Squatting in Sydney is no new thing. The broadway squats have existed before but are frequently evicted. This time around a broad group of people occupy the long row of shop fronts and upstairs living spaces. They range from the "Teddyman" to students, employed, unemployed, activists, a Japanese exchange student, environmentalists and people interested in permaculture and sustainable cities.

Housing in Sydney is very expensive and in the last 10 years, Sydney has experienced an average 200% rise in the price of houses, and a 40% rise in rents per week. The occupiers of the Broadway squats often can afford housing but are squatting as a form of protest on various levels.
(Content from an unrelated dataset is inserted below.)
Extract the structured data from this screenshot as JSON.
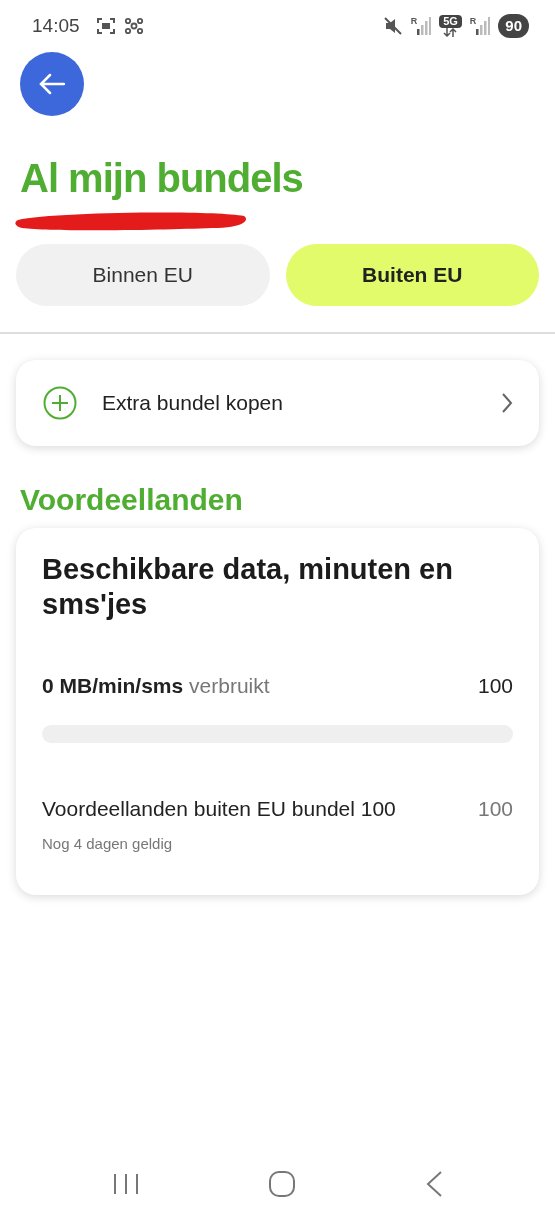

Several squatters commented that there are huge numbers of buildings empty and thousands of people struggling with rent and not being able to find accommodation. Others said they did it to try and create change for those who genuinely cannot afford shelter. Others do it to reiforce ideas of over construction and waste. The city is clouded with vacant buildings and too much rubbish, so they recycle it, even down to the toilet paper.

In 1995 a survey by the Sydney City Mission revealed that 665,000 houses in the lowest income bracket in Australia were spending an average of 33.7% of their income on private housing, or between 30% and 50% of their income on communal and sharehouse accommodation. The Ministerial Task Force On Affordable Housing considered 30% of a household's income as a generous cost benchmark for rents in Sydney. at eh time of the survey it was found that the total homeless population of Australia in 1995 was approximately 40,000.

Not only is the place a centre of protest against the Howard governments lack of action but it also provides a space for the subcultures within Sydney to express themselves.

The space upstairs is open weekly ro the public for vegan food, plenty of it: free if you cannot afford it or a small donation otherwise. They play excellent films, one often hard to get hold of such as the film SLAM starring the new poet-preacher-actor-rapper-singer-musician "hyphen-artist extraordinare" Saul Williams. The space also features an art gallery for the public.

The sad reality of all the effort and hard work is Eviciton. The date Wednesday 16th May 2001 has been given by South Sydney City Council to the residents of the Broadway squats to vacate the buildings. As residents prepare to leave, it is timely to consider the achievements of the campaign to resists the South Sydney City Council's attempt to evict the residents in this space.

"We are not going to be pushed out. We are wanting to stay - at least until the council demolishes the buildings to build exclusive apartment and shops."